Effect of Administration’s Abandonment of Disparate Impact in the Area of Discrimination Continues to Be Felt
In April 2025, the Administration ordered federal agencies to cease enforcement of a legal theory known as “disparate impact,” a neutral policy applicable to all, that disproportionately harms members of a particular race, sex, or other protected category like disability or age. These theories were often used, for example, in cases involving employee selection procedures and criminal background checks. As a result of such executive orders, the Equal Employment Opportunity Commission (EEOC) reportedly has concluded all disparate impact cases and has issued right to sue letters allowing workers to bring their disputes in federal court, without the handling of such cases by the EEOC. In situations where the discrimination charges include both disparate impact allegations and intentional discrimination claims, known as “disparate treatment,” the disparate treatment claims are continued, but the EEOC will not continue investigating or prosecuting disparate impact claims. In December 2025, the Justice Department issued a rule that it will focus solely on “intentional discrimination” in its regulation of federally funded programs, and that the Department of Justice’s (DOJ’s) Title VI Civil Rights Regulations “do not prohibit conduct or activities that have a disparate impact.” The regulation follows the executive order calling for the elimination of “the use of disparate-impact liability in all contexts to the maximum degree possible.”
There has been some push-back on the new policies, as some former EEOC officials have objected to the new policy and at least one lawsuit has been brought contending that the EEOC is legally required to at least investigate discrimination charges using the disparate impact theory. A federal district court recently rejected this claim and the court found the plaintiff lacked standing in the claim by not suffering “a cognizable injury” from the change in policy. Ross v. EEOC, Motion to Dismiss Granted 11/25/25 (D.D.C., No. 1:25-cv-03702).

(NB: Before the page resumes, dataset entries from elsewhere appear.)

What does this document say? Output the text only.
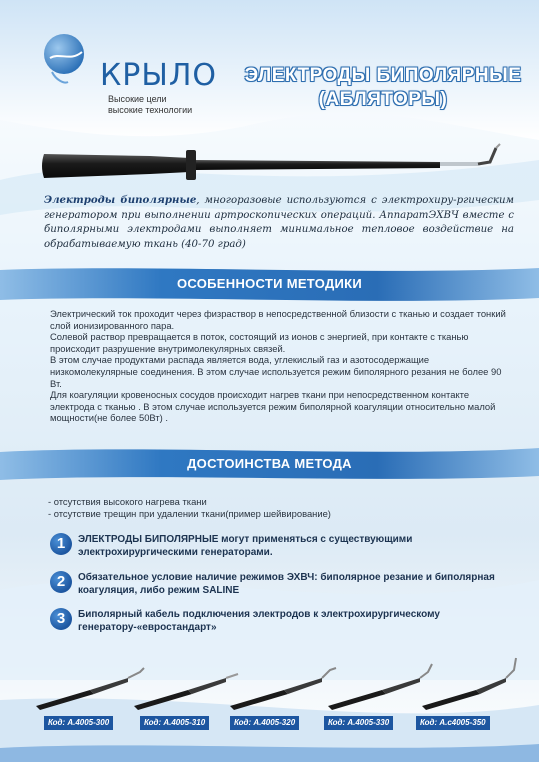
КРЫЛО
Высокие цели
высокие технологии
ЭЛЕКТРОДЫ БИПОЛЯРНЫЕ
(АБЛЯТОРЫ)
Электроды биполярные, многоразовые используются с электрохиру-ргическим генератором при выполнении артроскопических операций. АппаратЭХВЧ вместе с биполярными электродами выполняет минимальное тепловое воздействие на обрабатываемую ткань (40-70 град)
ОСОБЕННОСТИ МЕТОДИКИ
Электрический ток проходит через физраствор в непосредственной близости с тканью и создает тонкий слой ионизированного пара.
Солевой раствор превращается в поток, состоящий из ионов с энергией, при контакте с тканью происходит разрушение внутримолекулярных связей.
В этом случае продуктами распада является вода, углекислый газ и азотосодержащие низкомолекулярные соединения. В этом случае используется режим биполярного резания не более 90 Вт.
Для коагуляции кровеносных сосудов происходит нагрев ткани при непосредственном контакте электрода с тканью . В этом случае используется режим биполярной коагуляции относительно малой мощности(не более 50Вт) .
ДОСТОИНСТВА МЕТОДА
- отсутствия высокого нагрева ткани
- отсутствие трещин при удалении ткани(пример шейвирование)
1	ЭЛЕКТРОДЫ БИПОЛЯРНЫЕ могут применяться с существующими электрохирургическими генераторами.
2	Обязательное условие наличие режимов ЭХВЧ: биполярное резание и биполярная коагуляция, либо режим SALINE
3	Биполярный кабель подключения электродов к электрохирургическому генератору-«евростандарт»
Код: А.4005-300	Код: А.4005-310	Код: А.4005-320	Код: А.4005-330	Код: А.с4005-350
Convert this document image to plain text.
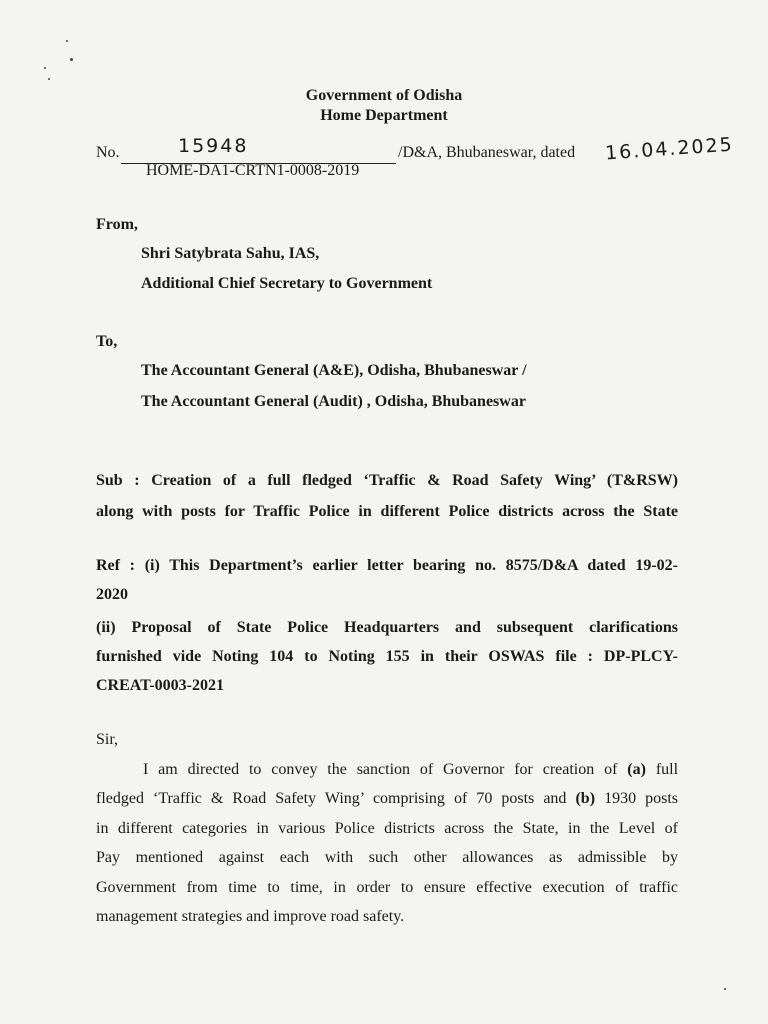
Government of Odisha
Home Department
No.	15948	/D&A, Bhubaneswar, dated 16.04.2025
HOME-DA1-CRTN1-0008-2019
From,
Shri Satybrata Sahu, IAS,
Additional Chief Secretary to Government
To,
The Accountant General (A&E), Odisha, Bhubaneswar /
The Accountant General (Audit) , Odisha, Bhubaneswar
Sub : Creation of a full fledged ‘Traffic & Road Safety Wing’ (T&RSW)
along with posts for Traffic Police in different Police districts across the State
Ref : (i) This Department’s earlier letter bearing no. 8575/D&A dated 19-02-
2020
(ii) Proposal of State Police Headquarters and subsequent clarifications
furnished vide Noting 104 to Noting 155 in their OSWAS file : DP-PLCY-
CREAT-0003-2021
Sir,
I am directed to convey the sanction of Governor for creation of (a) full
fledged ‘Traffic & Road Safety Wing’ comprising of 70 posts and (b) 1930 posts
in different categories in various Police districts across the State, in the Level of
Pay mentioned against each with such other allowances as admissible by
Government from time to time, in order to ensure effective execution of traffic
management strategies and improve road safety.
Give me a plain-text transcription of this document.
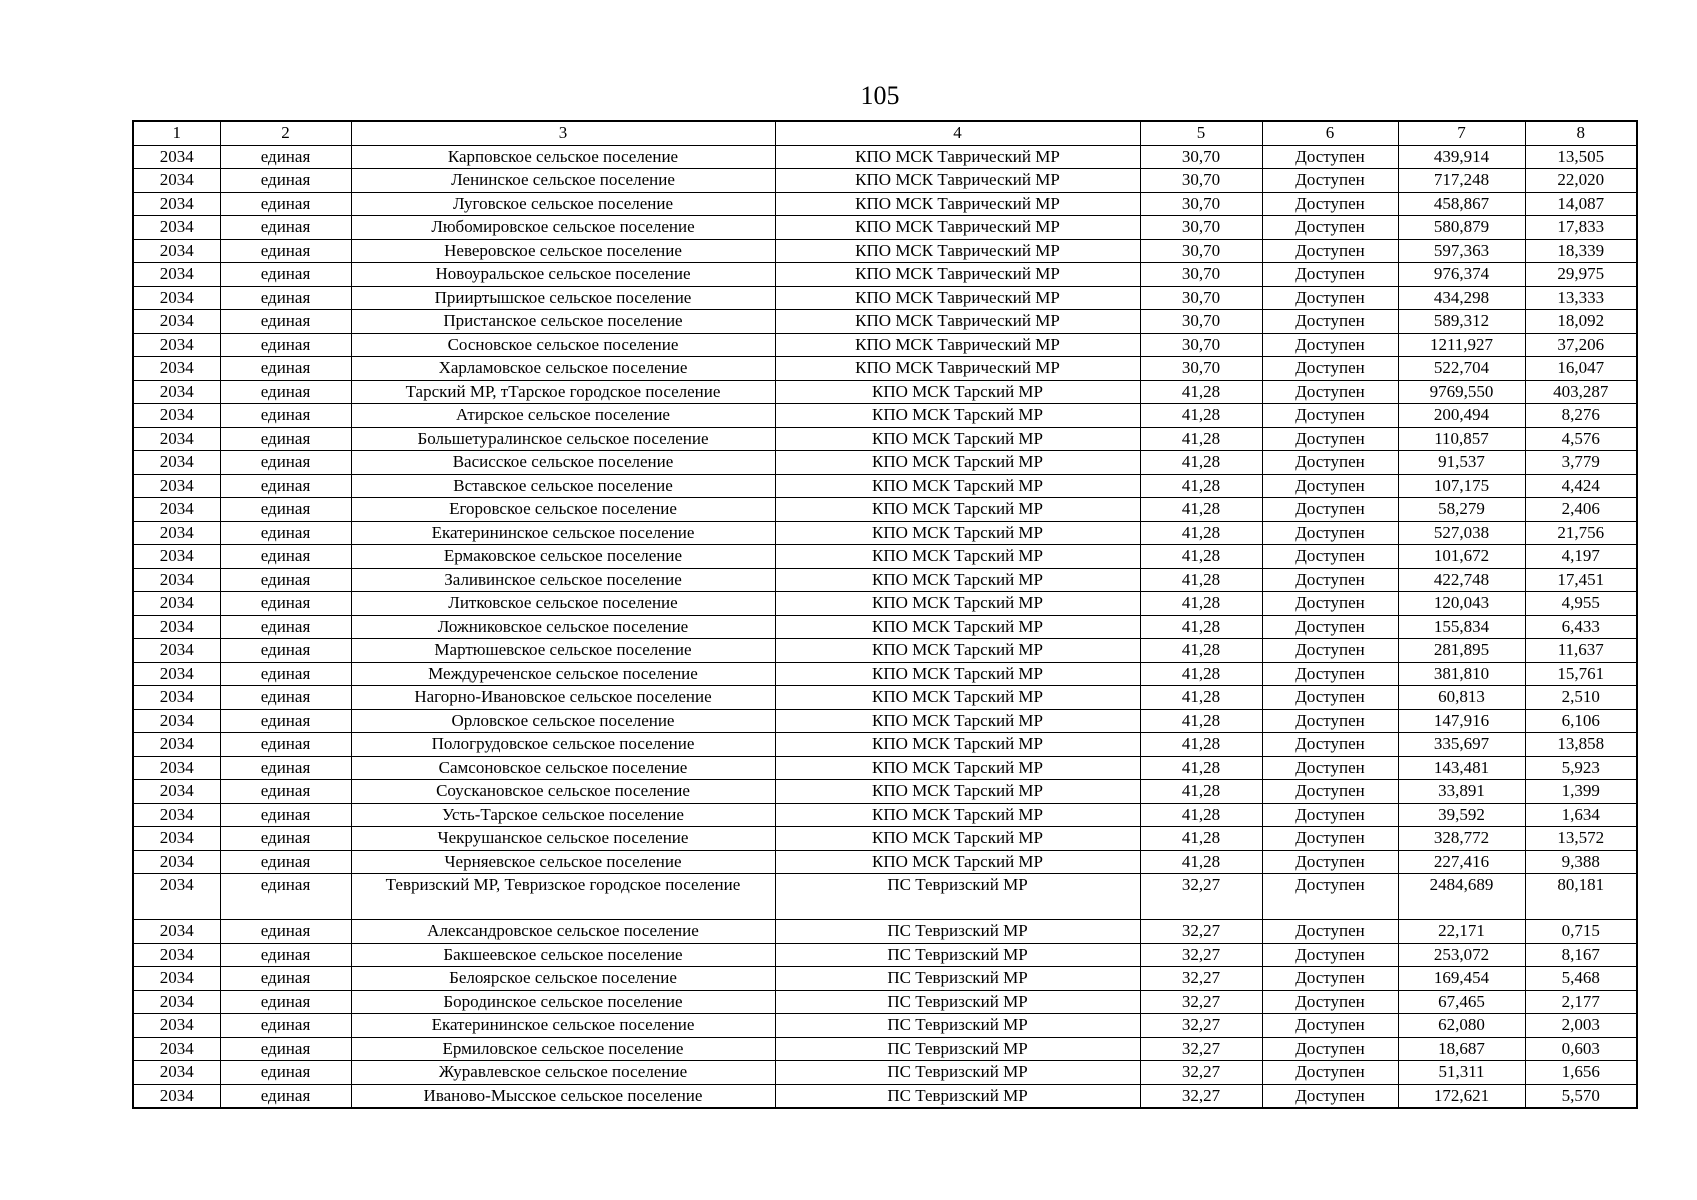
105
1	2	3	4	5	6	7	8
2034	единая	Карповское сельское поселение	КПО МСК Таврический МР	30,70	Доступен	439,914	13,505
2034	единая	Ленинское сельское поселение	КПО МСК Таврический МР	30,70	Доступен	717,248	22,020
2034	единая	Луговское сельское поселение	КПО МСК Таврический МР	30,70	Доступен	458,867	14,087
2034	единая	Любомировское сельское поселение	КПО МСК Таврический МР	30,70	Доступен	580,879	17,833
2034	единая	Неверовское сельское поселение	КПО МСК Таврический МР	30,70	Доступен	597,363	18,339
2034	единая	Новоуральское сельское поселение	КПО МСК Таврический МР	30,70	Доступен	976,374	29,975
2034	единая	Прииртышское сельское поселение	КПО МСК Таврический МР	30,70	Доступен	434,298	13,333
2034	единая	Пристанское сельское поселение	КПО МСК Таврический МР	30,70	Доступен	589,312	18,092
2034	единая	Сосновское сельское поселение	КПО МСК Таврический МР	30,70	Доступен	1211,927	37,206
2034	единая	Харламовское сельское поселение	КПО МСК Таврический МР	30,70	Доступен	522,704	16,047
2034	единая	Тарский МР, тТарское городское поселение	КПО МСК Тарский МР	41,28	Доступен	9769,550	403,287
2034	единая	Атирское сельское поселение	КПО МСК Тарский МР	41,28	Доступен	200,494	8,276
2034	единая	Большетуралинское сельское поселение	КПО МСК Тарский МР	41,28	Доступен	110,857	4,576
2034	единая	Васисское сельское поселение	КПО МСК Тарский МР	41,28	Доступен	91,537	3,779
2034	единая	Вставское сельское поселение	КПО МСК Тарский МР	41,28	Доступен	107,175	4,424
2034	единая	Егоровское сельское поселение	КПО МСК Тарский МР	41,28	Доступен	58,279	2,406
2034	единая	Екатерининское сельское поселение	КПО МСК Тарский МР	41,28	Доступен	527,038	21,756
2034	единая	Ермаковское сельское поселение	КПО МСК Тарский МР	41,28	Доступен	101,672	4,197
2034	единая	Заливинское сельское поселение	КПО МСК Тарский МР	41,28	Доступен	422,748	17,451
2034	единая	Литковское сельское поселение	КПО МСК Тарский МР	41,28	Доступен	120,043	4,955
2034	единая	Ложниковское сельское поселение	КПО МСК Тарский МР	41,28	Доступен	155,834	6,433
2034	единая	Мартюшевское сельское поселение	КПО МСК Тарский МР	41,28	Доступен	281,895	11,637
2034	единая	Междуреченское сельское поселение	КПО МСК Тарский МР	41,28	Доступен	381,810	15,761
2034	единая	Нагорно-Ивановское сельское поселение	КПО МСК Тарский МР	41,28	Доступен	60,813	2,510
2034	единая	Орловское сельское поселение	КПО МСК Тарский МР	41,28	Доступен	147,916	6,106
2034	единая	Пологрудовское сельское поселение	КПО МСК Тарский МР	41,28	Доступен	335,697	13,858
2034	единая	Самсоновское сельское поселение	КПО МСК Тарский МР	41,28	Доступен	143,481	5,923
2034	единая	Соускановское сельское поселение	КПО МСК Тарский МР	41,28	Доступен	33,891	1,399
2034	единая	Усть-Тарское сельское поселение	КПО МСК Тарский МР	41,28	Доступен	39,592	1,634
2034	единая	Чекрушанское сельское поселение	КПО МСК Тарский МР	41,28	Доступен	328,772	13,572
2034	единая	Черняевское сельское поселение	КПО МСК Тарский МР	41,28	Доступен	227,416	9,388
2034	единая	Тевризский МР, Тевризское городское поселение	ПС Тевризский МР	32,27	Доступен	2484,689	80,181
2034	единая	Александровское сельское поселение	ПС Тевризский МР	32,27	Доступен	22,171	0,715
2034	единая	Бакшеевское сельское поселение	ПС Тевризский МР	32,27	Доступен	253,072	8,167
2034	единая	Белоярское сельское поселение	ПС Тевризский МР	32,27	Доступен	169,454	5,468
2034	единая	Бородинское сельское поселение	ПС Тевризский МР	32,27	Доступен	67,465	2,177
2034	единая	Екатерининское сельское поселение	ПС Тевризский МР	32,27	Доступен	62,080	2,003
2034	единая	Ермиловское сельское поселение	ПС Тевризский МР	32,27	Доступен	18,687	0,603
2034	единая	Журавлевское сельское поселение	ПС Тевризский МР	32,27	Доступен	51,311	1,656
2034	единая	Иваново-Мысское сельское поселение	ПС Тевризский МР	32,27	Доступен	172,621	5,570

Editor’s Note: It is critically important for employers to note that the Administration’s abandonment of the disparate impact method of proving discrimination does not apply to “private” lawsuits brought by individuals or class representatives, as the change in policy only applies to government enforcement, not private litigation. Thus, employers are reminded to still be aware of potential liability under the disparate impact theory in private litigation.